Today's bleeding edge of motorcycle technology lies in the realm of electric motorcycles. In 100 years, some of today's crazy new developments will be tried and true technology. Similarly, brilliant innovations from 100 years ago are commonplace or even outdated today. Such was the case with Scott Motorcycles. Design features such as water cooling, telescopic forks, and a design for a low center of gravity are commonplace today. Two-stroke engines, which weren't common in motorcycles until Scott came along, have recently fallen out of favor for emission reasons but are still fairly common today. Scott first introduced all of these features way back in 1908.

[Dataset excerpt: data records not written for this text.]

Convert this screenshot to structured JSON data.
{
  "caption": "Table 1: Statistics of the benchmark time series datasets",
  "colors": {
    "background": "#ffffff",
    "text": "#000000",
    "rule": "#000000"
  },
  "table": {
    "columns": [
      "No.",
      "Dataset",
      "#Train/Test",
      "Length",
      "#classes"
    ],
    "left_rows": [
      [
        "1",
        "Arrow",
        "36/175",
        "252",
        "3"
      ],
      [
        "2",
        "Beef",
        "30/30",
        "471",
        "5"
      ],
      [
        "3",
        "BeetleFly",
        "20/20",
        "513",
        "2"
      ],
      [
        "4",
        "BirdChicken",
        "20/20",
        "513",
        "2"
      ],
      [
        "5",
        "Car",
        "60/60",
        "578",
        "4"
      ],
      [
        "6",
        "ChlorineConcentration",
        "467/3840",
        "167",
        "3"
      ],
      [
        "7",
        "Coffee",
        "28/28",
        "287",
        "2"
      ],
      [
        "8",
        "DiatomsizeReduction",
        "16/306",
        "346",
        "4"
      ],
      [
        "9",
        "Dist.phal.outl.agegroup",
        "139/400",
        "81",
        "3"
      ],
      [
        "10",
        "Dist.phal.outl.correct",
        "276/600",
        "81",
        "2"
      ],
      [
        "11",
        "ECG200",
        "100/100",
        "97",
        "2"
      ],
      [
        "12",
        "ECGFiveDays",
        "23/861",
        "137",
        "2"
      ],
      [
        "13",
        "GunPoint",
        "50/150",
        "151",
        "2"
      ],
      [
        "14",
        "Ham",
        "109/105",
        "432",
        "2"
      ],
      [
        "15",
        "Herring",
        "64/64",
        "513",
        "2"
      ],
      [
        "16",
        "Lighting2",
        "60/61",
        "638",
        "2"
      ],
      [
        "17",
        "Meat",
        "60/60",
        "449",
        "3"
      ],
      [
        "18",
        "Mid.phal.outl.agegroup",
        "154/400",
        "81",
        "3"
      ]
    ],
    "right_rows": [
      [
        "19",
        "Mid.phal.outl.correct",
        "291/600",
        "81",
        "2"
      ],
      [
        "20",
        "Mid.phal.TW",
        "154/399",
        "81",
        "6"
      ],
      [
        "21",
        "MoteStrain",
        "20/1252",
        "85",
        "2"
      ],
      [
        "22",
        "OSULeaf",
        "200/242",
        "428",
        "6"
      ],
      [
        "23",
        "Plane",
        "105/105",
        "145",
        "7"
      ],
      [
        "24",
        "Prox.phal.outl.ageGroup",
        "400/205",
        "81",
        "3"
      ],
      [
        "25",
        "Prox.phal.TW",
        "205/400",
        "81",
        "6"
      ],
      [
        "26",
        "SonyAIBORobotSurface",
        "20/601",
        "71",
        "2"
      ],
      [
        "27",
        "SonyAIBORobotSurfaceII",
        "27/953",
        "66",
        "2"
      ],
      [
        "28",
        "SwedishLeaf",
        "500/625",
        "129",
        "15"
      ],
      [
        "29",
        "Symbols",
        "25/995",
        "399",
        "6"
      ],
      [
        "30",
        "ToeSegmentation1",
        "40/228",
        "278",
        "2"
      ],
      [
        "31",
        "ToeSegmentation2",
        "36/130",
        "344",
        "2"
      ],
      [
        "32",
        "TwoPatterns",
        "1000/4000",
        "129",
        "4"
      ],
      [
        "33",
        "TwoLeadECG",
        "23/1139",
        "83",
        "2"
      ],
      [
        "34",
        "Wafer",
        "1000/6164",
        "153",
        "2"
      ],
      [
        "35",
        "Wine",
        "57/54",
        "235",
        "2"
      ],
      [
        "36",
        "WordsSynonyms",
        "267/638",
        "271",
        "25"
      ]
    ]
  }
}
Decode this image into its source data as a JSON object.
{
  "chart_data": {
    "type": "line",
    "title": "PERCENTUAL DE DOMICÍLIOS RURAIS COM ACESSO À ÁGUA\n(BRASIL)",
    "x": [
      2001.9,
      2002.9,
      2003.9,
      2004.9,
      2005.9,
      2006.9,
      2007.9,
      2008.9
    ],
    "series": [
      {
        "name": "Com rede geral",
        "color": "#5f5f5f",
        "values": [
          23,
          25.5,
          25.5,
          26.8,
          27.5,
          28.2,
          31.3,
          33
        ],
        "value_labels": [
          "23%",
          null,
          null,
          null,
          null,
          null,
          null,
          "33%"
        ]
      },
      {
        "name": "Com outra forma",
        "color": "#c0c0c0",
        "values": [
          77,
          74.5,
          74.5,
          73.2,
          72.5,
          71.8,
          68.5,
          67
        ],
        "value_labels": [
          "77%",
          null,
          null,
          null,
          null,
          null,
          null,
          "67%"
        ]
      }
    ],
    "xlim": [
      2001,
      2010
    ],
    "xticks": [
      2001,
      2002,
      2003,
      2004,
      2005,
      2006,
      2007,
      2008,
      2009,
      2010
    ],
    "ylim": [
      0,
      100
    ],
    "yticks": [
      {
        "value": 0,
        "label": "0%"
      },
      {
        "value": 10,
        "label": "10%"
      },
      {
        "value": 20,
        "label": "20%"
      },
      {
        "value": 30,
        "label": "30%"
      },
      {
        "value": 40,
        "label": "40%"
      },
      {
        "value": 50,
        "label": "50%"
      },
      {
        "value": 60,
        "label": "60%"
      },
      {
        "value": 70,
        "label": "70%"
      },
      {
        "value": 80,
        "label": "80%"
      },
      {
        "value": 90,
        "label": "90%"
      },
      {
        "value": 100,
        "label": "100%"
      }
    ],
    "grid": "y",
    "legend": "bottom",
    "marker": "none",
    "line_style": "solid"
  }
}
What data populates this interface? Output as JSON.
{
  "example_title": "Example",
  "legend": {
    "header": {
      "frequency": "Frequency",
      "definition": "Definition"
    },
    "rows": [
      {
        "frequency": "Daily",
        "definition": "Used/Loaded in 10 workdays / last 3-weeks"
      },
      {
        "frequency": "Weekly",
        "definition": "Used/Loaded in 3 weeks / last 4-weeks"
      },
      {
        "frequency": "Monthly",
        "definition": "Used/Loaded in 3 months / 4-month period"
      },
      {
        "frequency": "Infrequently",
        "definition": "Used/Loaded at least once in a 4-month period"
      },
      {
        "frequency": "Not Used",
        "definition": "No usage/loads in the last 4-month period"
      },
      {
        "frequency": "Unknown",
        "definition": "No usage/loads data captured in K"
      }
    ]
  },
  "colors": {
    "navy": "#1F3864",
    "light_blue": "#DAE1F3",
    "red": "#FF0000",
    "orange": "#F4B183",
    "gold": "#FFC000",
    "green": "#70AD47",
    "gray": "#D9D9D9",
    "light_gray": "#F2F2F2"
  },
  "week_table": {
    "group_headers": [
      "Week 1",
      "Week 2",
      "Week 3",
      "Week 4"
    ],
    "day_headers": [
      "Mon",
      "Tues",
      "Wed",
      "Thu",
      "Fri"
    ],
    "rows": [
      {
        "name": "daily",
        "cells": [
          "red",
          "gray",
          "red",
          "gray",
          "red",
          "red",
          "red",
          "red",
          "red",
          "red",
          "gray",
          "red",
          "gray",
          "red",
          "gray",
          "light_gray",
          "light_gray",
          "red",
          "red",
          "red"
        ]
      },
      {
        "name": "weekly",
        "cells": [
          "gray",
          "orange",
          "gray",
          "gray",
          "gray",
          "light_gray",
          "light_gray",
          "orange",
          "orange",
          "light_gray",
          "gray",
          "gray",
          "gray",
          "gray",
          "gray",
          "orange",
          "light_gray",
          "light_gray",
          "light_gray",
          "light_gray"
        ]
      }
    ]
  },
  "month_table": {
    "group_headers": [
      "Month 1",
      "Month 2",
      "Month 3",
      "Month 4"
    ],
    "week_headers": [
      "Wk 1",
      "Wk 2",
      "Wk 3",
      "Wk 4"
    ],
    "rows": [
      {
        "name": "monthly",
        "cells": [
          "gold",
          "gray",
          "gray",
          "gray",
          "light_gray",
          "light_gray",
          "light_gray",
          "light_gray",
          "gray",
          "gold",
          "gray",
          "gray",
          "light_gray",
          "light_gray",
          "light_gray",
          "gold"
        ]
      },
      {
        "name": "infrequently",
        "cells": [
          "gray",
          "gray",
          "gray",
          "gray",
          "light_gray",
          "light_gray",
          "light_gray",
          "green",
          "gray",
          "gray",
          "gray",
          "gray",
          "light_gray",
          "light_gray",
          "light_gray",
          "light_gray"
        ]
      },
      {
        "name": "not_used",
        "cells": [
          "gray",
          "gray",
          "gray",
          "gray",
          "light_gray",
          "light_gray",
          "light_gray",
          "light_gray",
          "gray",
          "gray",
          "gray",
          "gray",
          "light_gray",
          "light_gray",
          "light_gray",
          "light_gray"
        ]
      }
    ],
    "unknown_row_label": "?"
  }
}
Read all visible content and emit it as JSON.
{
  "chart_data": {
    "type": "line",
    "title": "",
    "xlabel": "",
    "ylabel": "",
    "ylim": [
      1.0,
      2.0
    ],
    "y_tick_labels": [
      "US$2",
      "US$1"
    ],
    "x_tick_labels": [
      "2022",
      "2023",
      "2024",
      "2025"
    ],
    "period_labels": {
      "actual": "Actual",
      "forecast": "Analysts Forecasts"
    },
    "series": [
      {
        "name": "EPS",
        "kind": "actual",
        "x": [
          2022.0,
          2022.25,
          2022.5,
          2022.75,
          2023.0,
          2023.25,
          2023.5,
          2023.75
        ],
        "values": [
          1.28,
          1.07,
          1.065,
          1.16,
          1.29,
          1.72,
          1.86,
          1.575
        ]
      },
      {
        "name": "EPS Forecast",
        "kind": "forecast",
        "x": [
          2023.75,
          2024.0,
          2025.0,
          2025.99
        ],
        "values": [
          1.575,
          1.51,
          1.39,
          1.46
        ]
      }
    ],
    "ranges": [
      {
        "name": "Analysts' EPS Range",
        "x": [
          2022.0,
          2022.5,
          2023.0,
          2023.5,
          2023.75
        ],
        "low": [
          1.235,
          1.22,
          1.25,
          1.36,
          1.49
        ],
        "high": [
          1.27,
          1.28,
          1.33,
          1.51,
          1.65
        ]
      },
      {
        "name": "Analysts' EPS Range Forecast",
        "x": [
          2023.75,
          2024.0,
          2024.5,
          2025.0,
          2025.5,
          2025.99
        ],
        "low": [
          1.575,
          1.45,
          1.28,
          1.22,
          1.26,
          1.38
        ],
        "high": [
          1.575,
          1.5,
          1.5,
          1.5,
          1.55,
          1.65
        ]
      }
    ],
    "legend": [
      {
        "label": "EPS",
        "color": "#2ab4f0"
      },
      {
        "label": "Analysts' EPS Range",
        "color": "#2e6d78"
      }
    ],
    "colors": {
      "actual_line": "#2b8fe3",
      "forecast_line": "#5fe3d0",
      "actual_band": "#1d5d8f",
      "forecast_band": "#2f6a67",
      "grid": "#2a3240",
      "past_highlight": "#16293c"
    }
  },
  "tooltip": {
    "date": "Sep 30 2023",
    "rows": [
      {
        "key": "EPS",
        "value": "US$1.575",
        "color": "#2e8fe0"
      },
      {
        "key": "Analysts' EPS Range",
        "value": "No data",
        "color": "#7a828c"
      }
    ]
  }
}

The bike featured here is from a few years on, in 1926. By then, its twin-cylinder 500cc engine had gained a three-speed transmission rather than the original two-speed. This was one of three bikes that Scott raced in the 1926 Isle of Man TT. The other two were out of the race before the end of the first lap, but this one soldiered on under the guidance of rider Jack Welsby. Even this bike was not without its mechanical issues. On his third lap, a particularly hard landing from the jump at Ballig Bridge stripped second gear, rendering it inoperable. Welsby then had to remain in top gear and seriously abuse the clutch on the slower portions of the course. He still managed to finish 18th overall, hitting 92.2 mph on the Sulby Straight and 107 mph on the drop to Hillberry despite the bike's issues.
These bikes were prototypes for a new model, the Flying Squirrel, that would remain in production until Scott shut down in 1951. That's even a long run for a motorcycle, where bikes like the 32-year-old Suzuki Boulevard S40 are not unusual. That's because the bike's design and specifications would not have been out of place for a Grand Prix racer 50 years later. This particular bike remained in the same owner's hands for 50 years as well. It even held a valid MoT certificate, which is essentially like our state motorcycle inspections, in 2010, meaning it was actually street legal up until then. While it could probably be put back on the road, I tend to agree with the great motorcycle expert Indiana Jones. "It belongs in a museum!"